We propose that a scheme consistent with the available experimental evidence for later thermal donors is one whereby all the later TDs contain a common thermal donor core which is not modified in the later species. Instead they could develop through nearby weak dimer binding to the core, forming a `cloud' of Oi around the donor core. This binding will be increasingly weak with increasing defect size, and these atoms will not significantly perturb the core. Thus there will be a common set of vibrational modes as observed, and any symmetry idenfication will only measure the C2v symmetry of the core. The defect levels will become increasingly shallow as these aggregate atoms gradually increase the stress exerted on the defect core. This model is also consistent with the rapid observed reorientation under stress.

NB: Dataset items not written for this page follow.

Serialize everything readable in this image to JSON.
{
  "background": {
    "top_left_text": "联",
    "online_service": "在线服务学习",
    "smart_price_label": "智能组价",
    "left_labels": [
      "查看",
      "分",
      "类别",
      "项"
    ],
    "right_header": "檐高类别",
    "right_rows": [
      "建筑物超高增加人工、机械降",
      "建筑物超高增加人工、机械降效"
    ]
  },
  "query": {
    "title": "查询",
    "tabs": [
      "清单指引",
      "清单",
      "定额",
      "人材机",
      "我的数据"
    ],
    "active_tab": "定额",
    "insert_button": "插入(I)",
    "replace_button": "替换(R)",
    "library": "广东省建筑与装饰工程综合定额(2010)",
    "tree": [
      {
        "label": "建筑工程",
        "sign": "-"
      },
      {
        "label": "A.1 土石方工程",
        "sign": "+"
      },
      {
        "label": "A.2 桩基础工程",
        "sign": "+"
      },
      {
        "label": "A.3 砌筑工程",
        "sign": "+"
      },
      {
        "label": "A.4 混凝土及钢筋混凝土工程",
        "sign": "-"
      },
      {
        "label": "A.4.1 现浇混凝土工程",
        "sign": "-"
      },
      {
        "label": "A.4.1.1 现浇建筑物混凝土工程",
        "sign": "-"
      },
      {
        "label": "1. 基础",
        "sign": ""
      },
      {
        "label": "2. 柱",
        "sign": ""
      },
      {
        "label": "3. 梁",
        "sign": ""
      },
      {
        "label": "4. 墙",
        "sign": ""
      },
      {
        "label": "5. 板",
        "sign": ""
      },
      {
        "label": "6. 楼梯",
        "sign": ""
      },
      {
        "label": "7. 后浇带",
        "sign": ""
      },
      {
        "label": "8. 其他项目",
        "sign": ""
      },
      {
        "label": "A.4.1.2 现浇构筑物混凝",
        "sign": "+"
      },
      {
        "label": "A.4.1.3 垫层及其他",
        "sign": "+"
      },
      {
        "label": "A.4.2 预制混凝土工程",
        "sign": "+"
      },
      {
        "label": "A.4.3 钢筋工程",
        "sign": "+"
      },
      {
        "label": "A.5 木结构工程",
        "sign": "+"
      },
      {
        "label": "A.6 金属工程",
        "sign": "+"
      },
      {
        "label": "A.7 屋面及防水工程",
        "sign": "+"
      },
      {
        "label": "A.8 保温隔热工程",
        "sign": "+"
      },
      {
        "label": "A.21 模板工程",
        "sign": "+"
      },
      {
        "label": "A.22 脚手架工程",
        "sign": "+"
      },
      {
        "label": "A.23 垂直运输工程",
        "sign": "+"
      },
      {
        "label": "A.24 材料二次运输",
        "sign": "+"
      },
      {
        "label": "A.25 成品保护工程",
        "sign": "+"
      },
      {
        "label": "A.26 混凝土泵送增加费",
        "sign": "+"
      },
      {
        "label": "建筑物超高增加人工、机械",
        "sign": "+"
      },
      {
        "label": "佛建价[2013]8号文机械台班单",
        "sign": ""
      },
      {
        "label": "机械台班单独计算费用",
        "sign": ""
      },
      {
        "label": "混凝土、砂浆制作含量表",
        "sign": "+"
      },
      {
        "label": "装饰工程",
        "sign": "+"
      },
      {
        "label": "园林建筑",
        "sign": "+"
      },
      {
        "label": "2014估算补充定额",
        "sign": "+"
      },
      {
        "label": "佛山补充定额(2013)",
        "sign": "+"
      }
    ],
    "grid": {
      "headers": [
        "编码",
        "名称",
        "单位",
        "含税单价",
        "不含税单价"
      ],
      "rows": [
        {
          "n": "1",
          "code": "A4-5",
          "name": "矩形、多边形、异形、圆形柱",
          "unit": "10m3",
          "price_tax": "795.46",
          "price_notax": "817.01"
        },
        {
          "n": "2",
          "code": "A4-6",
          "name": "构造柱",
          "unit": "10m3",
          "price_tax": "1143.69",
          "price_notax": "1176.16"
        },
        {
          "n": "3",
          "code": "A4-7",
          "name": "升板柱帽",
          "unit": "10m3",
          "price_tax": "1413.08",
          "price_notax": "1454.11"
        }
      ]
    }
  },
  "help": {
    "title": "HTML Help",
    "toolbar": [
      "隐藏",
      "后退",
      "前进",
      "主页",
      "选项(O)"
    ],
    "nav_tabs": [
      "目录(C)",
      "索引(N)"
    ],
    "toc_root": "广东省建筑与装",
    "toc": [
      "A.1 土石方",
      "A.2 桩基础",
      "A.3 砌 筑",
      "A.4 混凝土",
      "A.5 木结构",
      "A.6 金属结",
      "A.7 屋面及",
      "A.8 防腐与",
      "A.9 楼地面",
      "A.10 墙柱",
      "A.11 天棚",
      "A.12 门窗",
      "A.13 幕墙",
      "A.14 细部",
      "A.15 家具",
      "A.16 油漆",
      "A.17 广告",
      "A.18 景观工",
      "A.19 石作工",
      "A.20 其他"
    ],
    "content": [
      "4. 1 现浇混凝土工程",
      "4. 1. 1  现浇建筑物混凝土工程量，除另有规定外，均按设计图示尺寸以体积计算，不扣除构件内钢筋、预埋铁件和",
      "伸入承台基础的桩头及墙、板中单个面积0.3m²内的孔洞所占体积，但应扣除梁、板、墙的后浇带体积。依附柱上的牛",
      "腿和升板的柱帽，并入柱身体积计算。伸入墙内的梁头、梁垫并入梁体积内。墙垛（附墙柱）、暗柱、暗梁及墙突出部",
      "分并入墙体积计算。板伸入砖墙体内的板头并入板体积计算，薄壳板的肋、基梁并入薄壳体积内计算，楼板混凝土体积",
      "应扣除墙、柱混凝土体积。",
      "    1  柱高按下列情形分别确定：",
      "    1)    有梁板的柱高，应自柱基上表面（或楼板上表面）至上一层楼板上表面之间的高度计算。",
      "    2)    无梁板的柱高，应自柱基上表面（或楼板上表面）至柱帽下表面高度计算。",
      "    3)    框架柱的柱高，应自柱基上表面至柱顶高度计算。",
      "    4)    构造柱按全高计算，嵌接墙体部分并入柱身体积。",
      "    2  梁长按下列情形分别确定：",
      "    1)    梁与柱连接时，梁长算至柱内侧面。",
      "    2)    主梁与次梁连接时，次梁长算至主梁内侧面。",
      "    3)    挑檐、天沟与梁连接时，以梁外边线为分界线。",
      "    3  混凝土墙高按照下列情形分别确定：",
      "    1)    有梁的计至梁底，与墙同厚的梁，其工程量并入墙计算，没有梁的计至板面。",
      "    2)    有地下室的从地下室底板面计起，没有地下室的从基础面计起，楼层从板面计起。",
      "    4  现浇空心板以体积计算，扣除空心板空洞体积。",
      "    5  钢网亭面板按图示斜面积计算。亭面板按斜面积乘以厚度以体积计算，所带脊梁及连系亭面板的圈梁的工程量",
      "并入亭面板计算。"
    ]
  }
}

Such a picture does not attempt to tackle the final stages of TD formation. After 900 hours annealing at 420C the 999 cm-1 thermal donor vibrational absorption drops away, while three new bands appear at 1006, 1012 and 1015 cm-1. It seems likely that this stage represents the thermal donors finally transforming into quartz precipitates, with these new bands being associated with other electrically active defect complexes that form at this point, possibly shallow thermal donors. In addition once quartz precipitates form there are other `new donors' formed, possibly associated with the quartz boundaries.
There are other explanations for these higher order modes, apart from shallow thermal donors vibrations. They could be caused by dimer / trimer trapping near to the quartz. Alternatively if quartz precipitates are being produced in these regimes, the associated lattice strain punches out prismatic dislocation loops in the Si. These dislocations can be pinned by Oi, and so it seems reasonable they may also be pinned by dimers and trimers. Hence these broadened modes could be associated with dimers and trimers pinned at dislocations, the electrical activity coming from the dislocations themselves.
The best that theory can do at this stage is to propose various models, as has been done above, and therefore suggest discriminatory experiments to select between them. We are involved in on-going discussions with several experimental groups on this subject (Lindström and Hallberg, McQuaid, Newman and Markevich amongst others), and hope to be able to reach some firmer conclusions soon.